Education Law Center, the NJ Principals and Supervisors Association, and the Department’s own NCLB School Improvement Committee have submitted comments raising questions about the authority, scope and funding of the RACs.
The RACs were set up as part of New Jersey’s NCLB waiver application to intervene in 75 “priority” schools with low test scores and 153 “focus” schools with low graduation rates and/or large test score gaps. These schools overwhelmingly serve high need communities of color in 87 districts around the state.
Although the RACs began operations last summer, the Department did not issue regulations governing their activity, as required by the state’s Administrative Procedures Act (APA), until ELC raised the issue with the Attorney General’s office. After the Department finally proposed regulations in December, advocates submitted comments detailing numerous concerns.
ELC challenged the Department’s characterization of the economic impact of the proposed “turnaround plans” as “negligible.” Under the proposed rules, districts and schools must set aside up to 30% of their Title I funds to support RAC interventions. The rules also allow the Commissioner of Education to enter into contracts that districts must pay for with “Qualified Turnaround Providers” (QTP) assigned by the RACs to intervene in targeted schools.
The economic impact, ELC noted, “is potentially more significant than the impact statement suggests.” In addition, “The criteria for designation as a QTP are not adequately specified in the proposal and the scope and limits of the authority of a QTP are not clearly spelled out in the proposed rules.”
NJPSA raised similar concerns that the QTP plans “confer broad authority to a third-party, at the expense of the district…Further, even where authority has been granted to authorize a third-party entity to operate a school, such as in a charter school context or under the recently enacted ’Urban Hope Act,’ this authority has not extended to for-profit entities. The proposed code does not contain such a proscription.”
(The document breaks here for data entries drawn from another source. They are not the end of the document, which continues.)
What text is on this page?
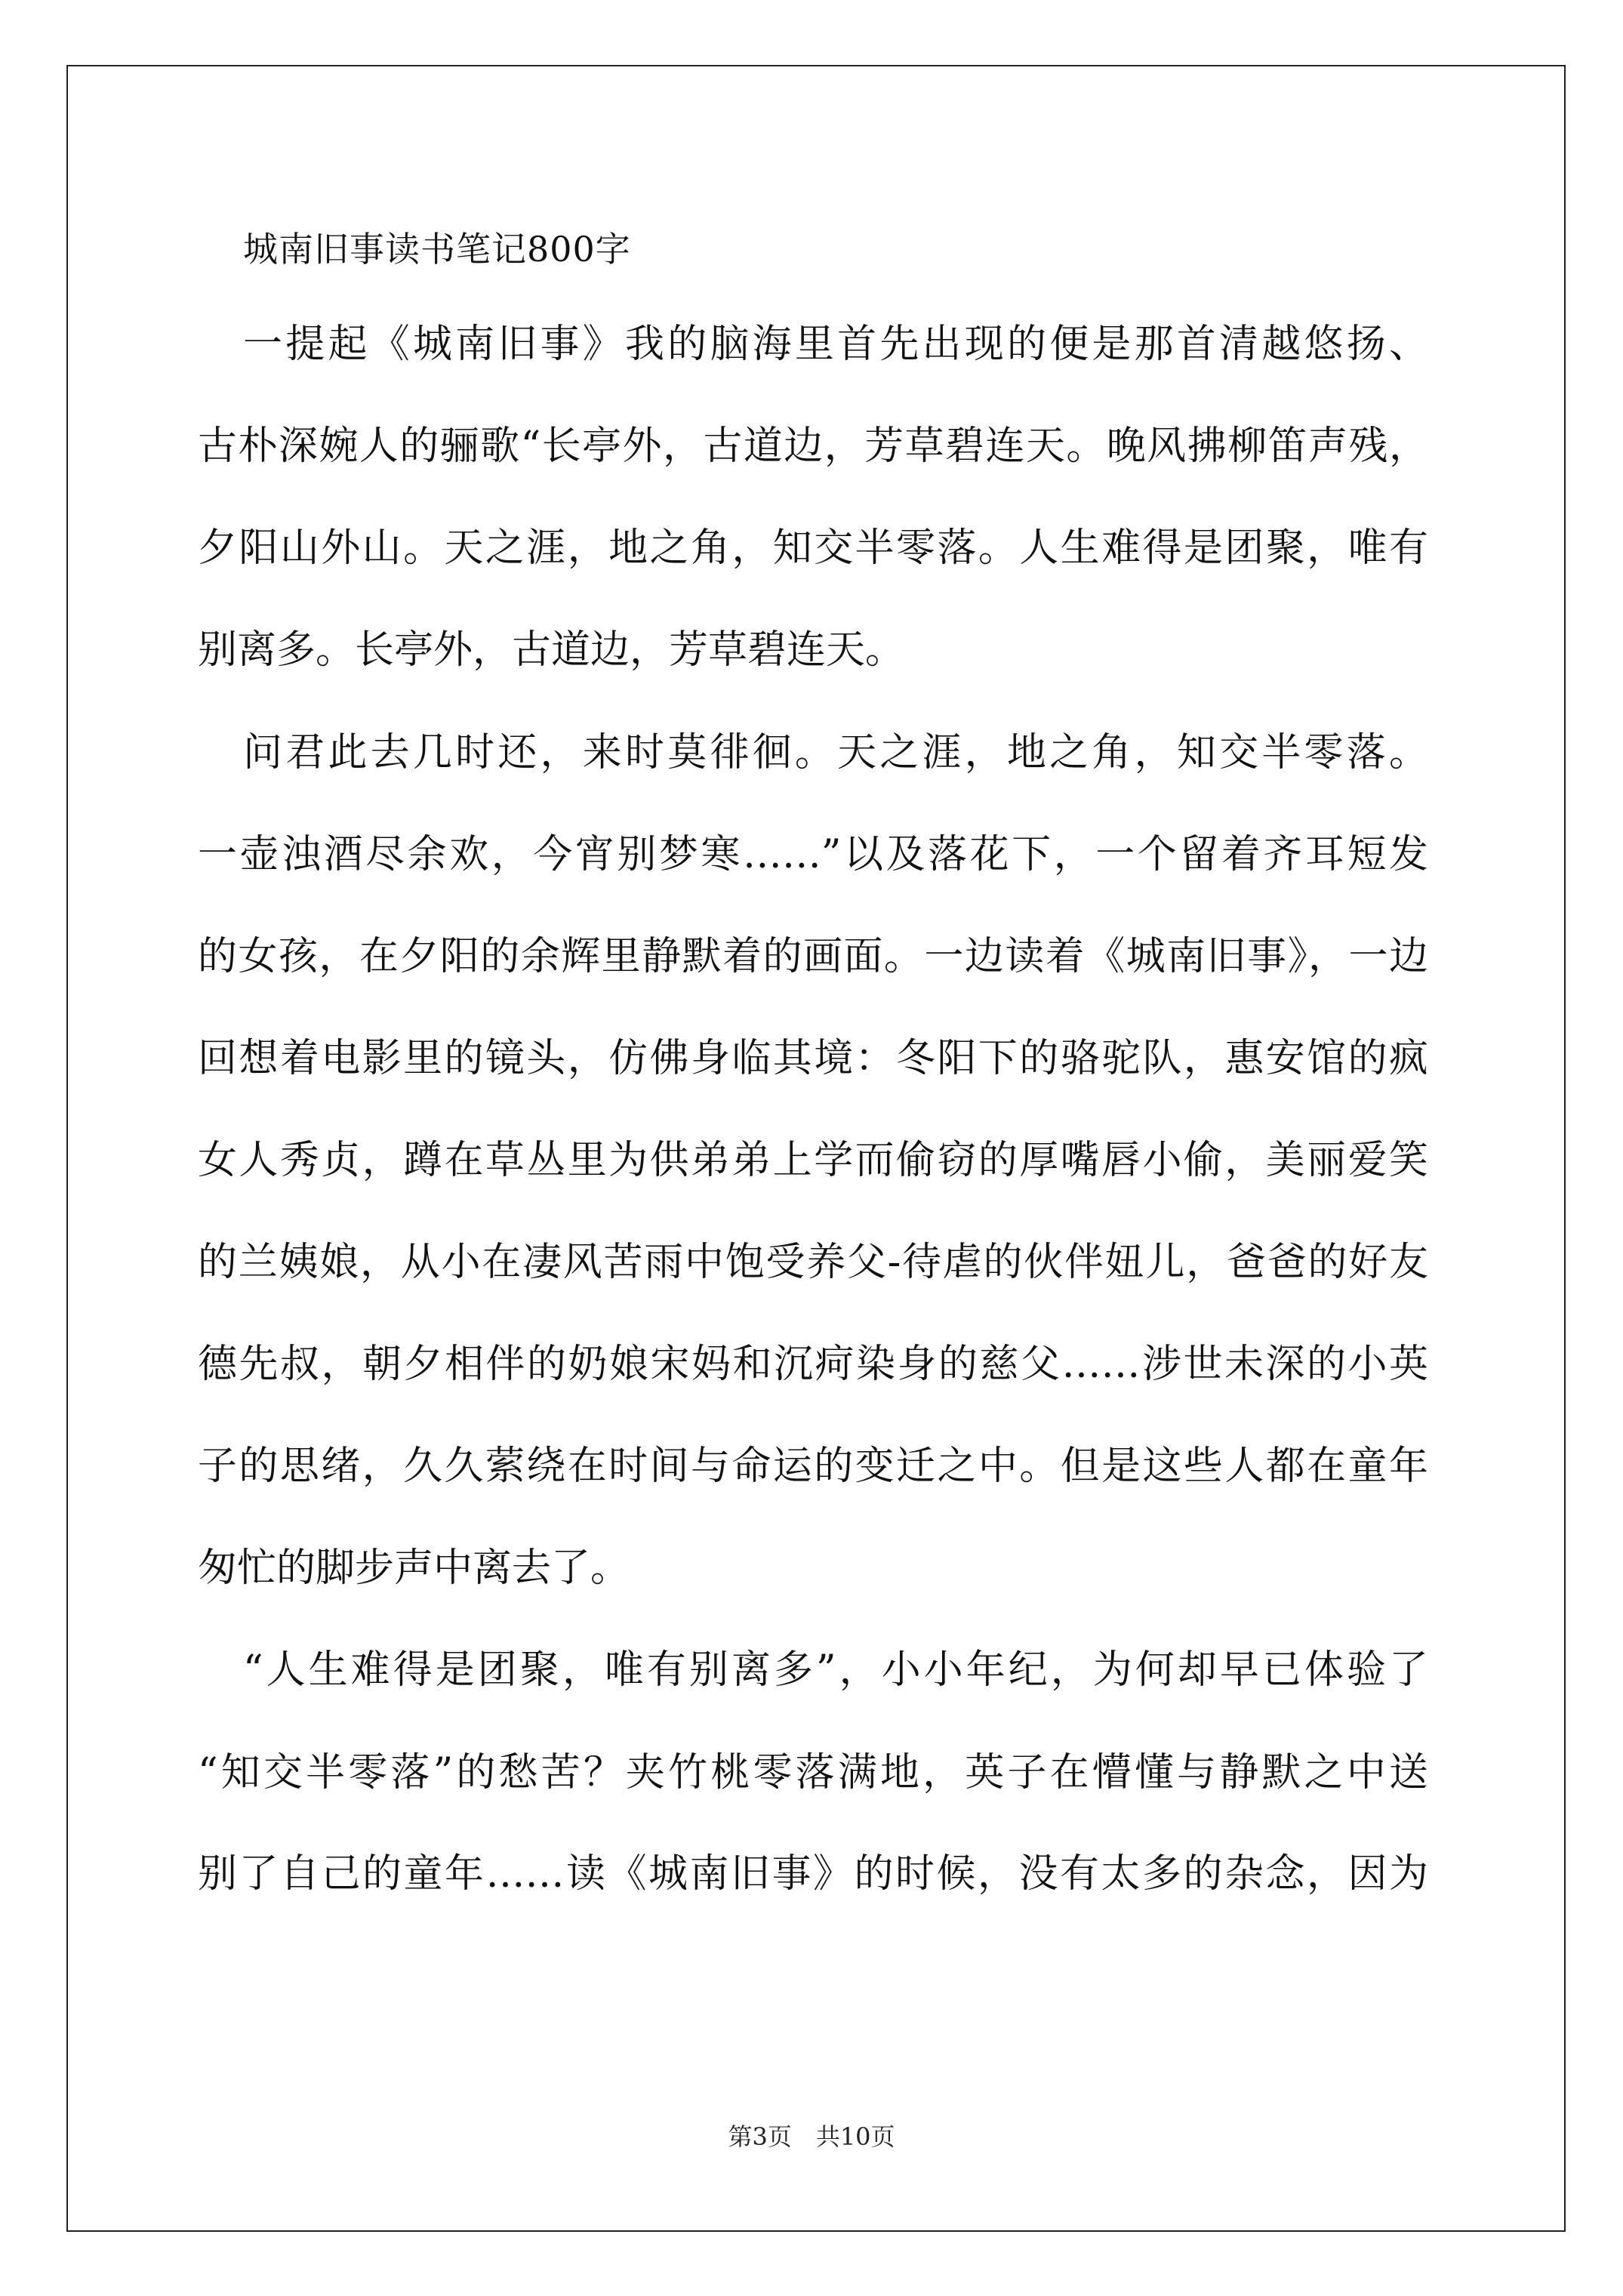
城南旧事读书笔记800字
一提起《城南旧事》我的脑海里首先出现的便是那首清越悠扬、
古朴深婉人的骊歌“长亭外，古道边，芳草碧连天。晚风拂柳笛声残，
夕阳山外山。天之涯，地之角，知交半零落。人生难得是团聚，唯有
别离多。长亭外，古道边，芳草碧连天。
问君此去几时还，来时莫徘徊。天之涯，地之角，知交半零落。
一壶浊酒尽余欢，今宵别梦寒……”以及落花下，一个留着齐耳短发
的女孩，在夕阳的余辉里静默着的画面。一边读着《城南旧事》，一边
回想着电影里的镜头，仿佛身临其境：冬阳下的骆驼队，惠安馆的疯
女人秀贞，蹲在草丛里为供弟弟上学而偷窃的厚嘴唇小偷，美丽爱笑
的兰姨娘，从小在凄风苦雨中饱受养父-待虐的伙伴妞儿，爸爸的好友
德先叔，朝夕相伴的奶娘宋妈和沉疴染身的慈父……涉世未深的小英
子的思绪，久久萦绕在时间与命运的变迁之中。但是这些人都在童年
匆忙的脚步声中离去了。
“人生难得是团聚，唯有别离多”，小小年纪，为何却早已体验了
“知交半零落”的愁苦？夹竹桃零落满地，英子在懵懂与静默之中送
别了自己的童年……读《城南旧事》的时候，没有太多的杂念，因为
第3页　共10页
The NCLB School Improvement Committee noted that when a comparable proposal was made by the Department several years ago, “similar questions were raised and it was determined at that point that in fact, additional statutory authority would be required to effectuate change.” According to NJPSA, “the activities required by the affected entities and the Department under the proposal appear to be unaligned from current statutory and regulatory requirements under QSAC and may therefore lack express statutory and regulatory authority.”
Another issue is a provision exempting charter schools from the turnaround rules under the NCLB waiver, even though several charter schools are on the Department’s “priority” list.
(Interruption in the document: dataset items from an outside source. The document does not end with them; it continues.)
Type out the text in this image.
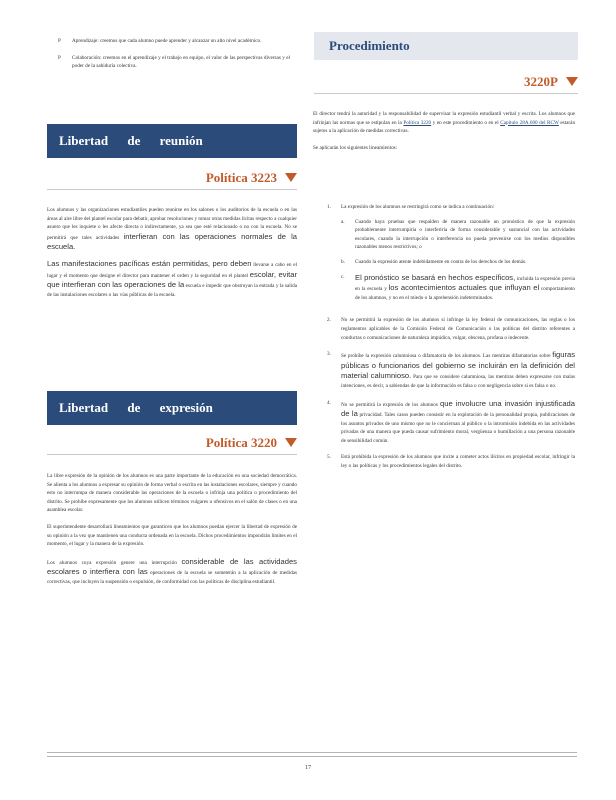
P	Aprendizaje: creemos que cada alumno puede aprender y alcanzar un alto nivel académico.

P	Colaboración: creemos en el aprendizaje y el trabajo en equipo, el valor de las perspectivas diversas y el poder de la sabiduría colectiva.

Libertad de reunión
Política 3223

Los alumnos y las organizaciones estudiantiles pueden reunirse en los salones o los auditorios de la escuela o en las áreas al aire libre del plantel escolar para debatir, aprobar resoluciones y tomar otras medidas lícitas respecto a cualquier asunto que les inquiete o les afecte directa o indirectamente, ya sea que esté relacionado o no con la escuela. No se permitirá que tales actividades interfieran con las operaciones normales de la escuela.

Las manifestaciones pacíficas están permitidas, pero deben llevarse a cabo en el lugar y el momento que designe el director para mantener el orden y la seguridad en el plantel escolar, evitar que interfieran con las operaciones de la escuela e impedir que obstruyan la entrada y la salida de las instalaciones escolares o las vías públicas de la escuela.

Libertad de expresión
Política 3220

La libre expresión de la opinión de los alumnos es una parte importante de la educación en una sociedad democrática. Se alienta a los alumnos a expresar su opinión de forma verbal o escrita en las instalaciones escolares, siempre y cuando esto no interrumpa de manera considerable las operaciones de la escuela o infrinja una política o procedimiento del distrito. Se prohíbe expresamente que los alumnos utilicen términos vulgares u ofensivos en el salón de clases o en una asamblea escolar.

El superintendente desarrollará lineamientos que garanticen que los alumnos puedan ejercer la libertad de expresión de su opinión a la vez que mantienen una conducta ordenada en la escuela. Dichos procedimientos impondrán límites en el momento, el lugar y la manera de la expresión.

Los alumnos cuya expresión genere una interrupción considerable de las actividades escolares o interfiera con las operaciones de la escuela se someterán a la aplicación de medidas correctivas, que incluyen la suspensión o expulsión, de conformidad con las políticas de disciplina estudiantil.

Procedimiento
3220P

El director tendrá la autoridad y la responsabilidad de supervisar la expresión estudiantil verbal y escrita. Los alumnos que infrinjan las normas que se estipulan en la Política 3220 y en este procedimiento o en el Capítulo 28A.600 del RCW estarán sujetos a la aplicación de medidas correctivas.

Se aplicarán los siguientes lineamientos:

1.	La expresión de los alumnos se restringirá como se indica a continuación:

a.	Cuando haya pruebas que respalden de manera razonable un pronóstico de que la expresión probablemente interrumpiría o interferiría de forma considerable y sustancial con las actividades escolares, cuando la interrupción o interferencia no pueda prevenirse con los medios disponibles razonables menos restrictivos; o

b.	Cuando la expresión atente indebidamente en contra de los derechos de los demás.

c.	El pronóstico se basará en hechos específicos, incluida la expresión previa en la escuela y los acontecimientos actuales que influyan el comportamiento de los alumnos, y no en el miedo o la aprehensión indeterminados.

2.	No se permitirá la expresión de los alumnos si infringe la ley federal de comunicaciones, las reglas o los reglamentos aplicables de la Comisión Federal de Comunicación o las políticas del distrito referentes a conductas o comunicaciones de naturaleza impúdica, vulgar, obscena, profana o indecente.

3.	Se prohíbe la expresión calumniosa o difamatoria de los alumnos. Las mentiras difamatorias sobre figuras públicas o funcionarios del gobierno se incluirán en la definición del material calumnioso. Para que se considere calumniosa, las mentiras deben expresarse con malas intenciones, es decir, a sabiendas de que la información es falsa o con negligencia sobre si es falsa o no.

4.	No se permitirá la expresión de los alumnos que involucre una invasión injustificada de la privacidad. Tales casos pueden consistir en la explotación de la personalidad propia, publicaciones de los asuntos privados de uno mismo que no le conciernan al público o la intromisión indebida en las actividades privadas de una manera que pueda causar sufrimiento moral, vergüenza o humillación a una persona razonable de sensibilidad común.

5.	Está prohibida la expresión de los alumnos que incite a cometer actos ilícitos en propiedad escolar, infringir la ley o las políticas y los procedimientos legales del distrito.

17
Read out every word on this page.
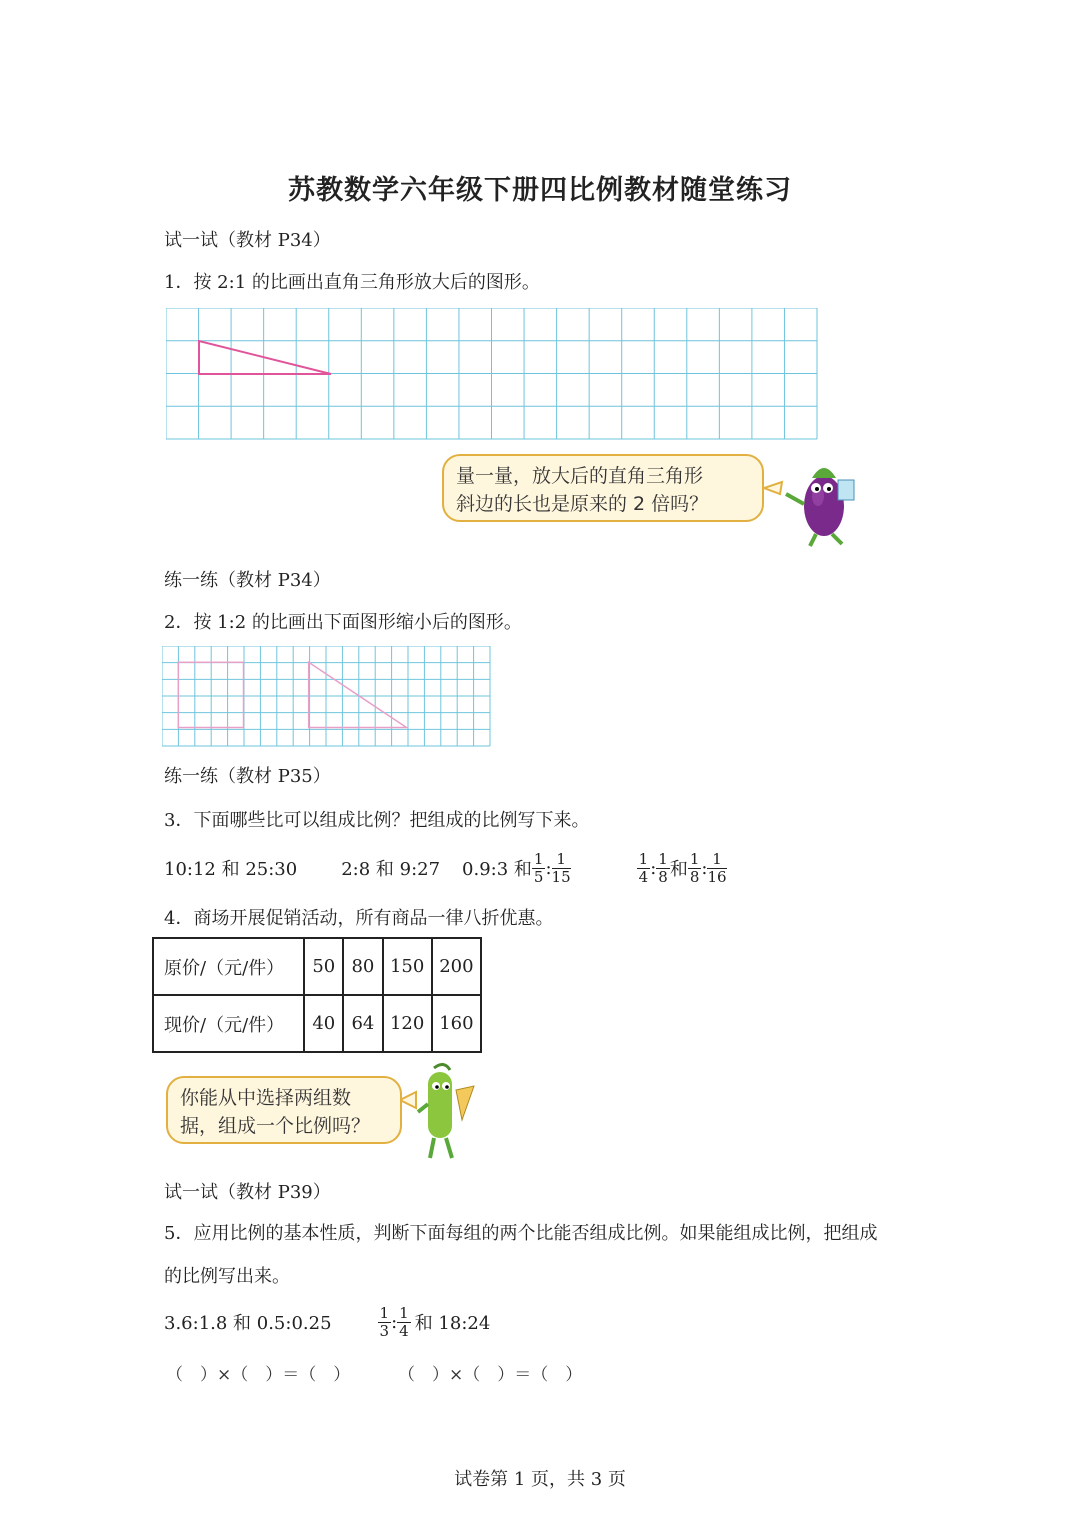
苏教数学六年级下册四比例教材随堂练习
试一试（教材 P34）
1．按 2:1 的比画出直角三角形放大后的图形。
量一量，放大后的直角三角形
斜边的长也是原来的 2 倍吗？
练一练（教材 P34）
2．按 1:2 的比画出下面图形缩小后的图形。
练一练（教材 P35）
3．下面哪些比可以组成比例？把组成的比例写下来。
10:12 和 25:30 2:8 和 9:27 0.9:3 和 $\frac{1}{5}$ : $\frac{1}{15}$	$\frac{1}{4}$ : $\frac{1}{8}$ 和 $\frac{1}{8}$ : $\frac{1}{16}$
4．商场开展促销活动，所有商品一律八折优惠。
原价/（元/件）	50	80	150	200
现价/（元/件）	40	64	120	160
你能从中选择两组数
据，组成一个比例吗？
试一试（教材 P39）
5．应用比例的基本性质，判断下面每组的两个比能否组成比例。如果能组成比例，把组成
的比例写出来。
3.6:1.8 和 0.5:0.25	$\frac{1}{3}$ : $\frac{1}{4}$ 和 18:24
（　）×（　）＝（　）	（　）×（　）＝（　）
试卷第 1 页，共 3 页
The larger issue behind many of the concerns is the Department’s use of the NCLB waiver process to create a new statewide accountability system without substantial review by the Legislature or the public. Over the past year, the Department of Education has made significant changes in its accountability and oversight requirements for districts, schools and educators. These involve proposals to repeal or revise hundreds of existing regulations and to modify or replace dozens of state statutes, following up on recommendations issued by the Governor’s Education Transformation Task Force report last September. They also involve substantial changes in Department operations, staffing and budgetary decisions, including the solicitation of substantial grant funding from private foundations in support of specific policy goals.
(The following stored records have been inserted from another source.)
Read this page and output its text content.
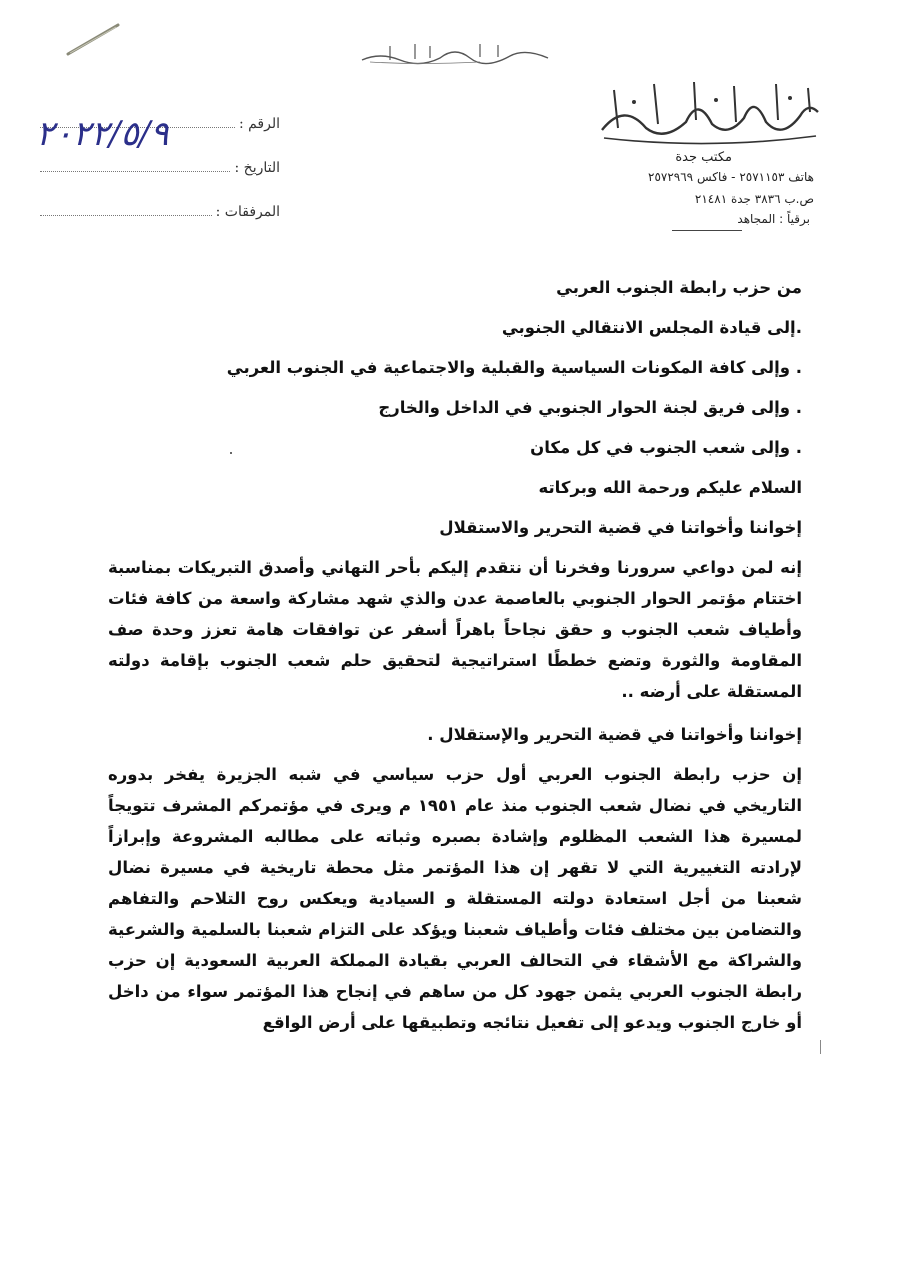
الرقم :
التاريخ :
المرفقات :
٢٠٢٢/٥/٩
مكتب جدة
هاتف ٢٥٧١١٥٣ - فاكس ٢٥٧٢٩٦٩
ص.ب ٣٨٣٦ جدة ٢١٤٨١
برقياً : المجاهد

من حزب رابطة الجنوب العربي

.إلى قيادة المجلس الانتقالي الجنوبي

. وإلى كافة المكونات السياسية والقبلية والاجتماعية في الجنوب العربي

. وإلى فريق لجنة الحوار الجنوبي في الداخل والخارج

. وإلى شعب الجنوب في كل مكان

السلام عليكم ورحمة الله وبركاته

إخواننا وأخواتنا في قضية التحرير والاستقلال

إنه لمن دواعي سرورنا وفخرنا أن نتقدم إليكم بأحر التهاني وأصدق التبريكات بمناسبة اختتام مؤتمر الحوار الجنوبي بالعاصمة عدن والذي شهد مشاركة واسعة من كافة فئات وأطياف شعب الجنوب و حقق نجاحاً باهراً أسفر عن توافقات هامة تعزز وحدة صف المقاومة والثورة وتضع خططًا استراتيجية لتحقيق حلم شعب الجنوب بإقامة دولته المستقلة على أرضه ..

إخواننا وأخواتنا في قضية التحرير والإستقلال .

إن حزب رابطة الجنوب العربي أول حزب سياسي في شبه الجزيرة يفخر بدوره التاريخي في نضال شعب الجنوب منذ عام ١٩٥١ م ويرى في مؤتمركم المشرف تتويجاً لمسيرة هذا الشعب المظلوم وإشادة بصبره وثباته على مطالبه المشروعة وإبرازاً لإرادته التغييرية التي لا تقهر إن هذا المؤتمر مثل محطة تاريخية في مسيرة نضال شعبنا من أجل استعادة دولته المستقلة و السيادية ويعكس روح التلاحم والتفاهم والتضامن بين مختلف فئات وأطياف شعبنا ويؤكد على التزام شعبنا بالسلمية والشرعية والشراكة مع الأشقاء في التحالف العربي بقيادة المملكة العربية السعودية إن حزب رابطة الجنوب العربي يثمن جهود كل من ساهم في إنجاح هذا المؤتمر سواء من داخل أو خارج الجنوب ويدعو إلى تفعيل نتائجه وتطبيقها على أرض الواقع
Many of the Department’s plans have by-passed the legislature and been advanced through Department memos, directives, grant proposals and other channels. The RACs advanced even though the Legislature explicitly rejected the Department’s request for RAC funding in the FY13 State Budget.
Moreover, in reports, press releases, presentations to districts, grant proposals and other documents, the Department has proposed actions for which it does not have clear statutory authority, including State-ordered school closures, the creation of a State “takeover” district under the Commissioner’s control for schools deemed to be making insufficient progress, the conversion of district schools into charters, and the turnover of district schools to private management firms.
In its comments, ELC asks the Department to “confirm that none of these proposals, as described above, will be implemented because the Department lacks the statutory authority to take such actions and because they have not been the subject of appropriate rulemaking under the APA.”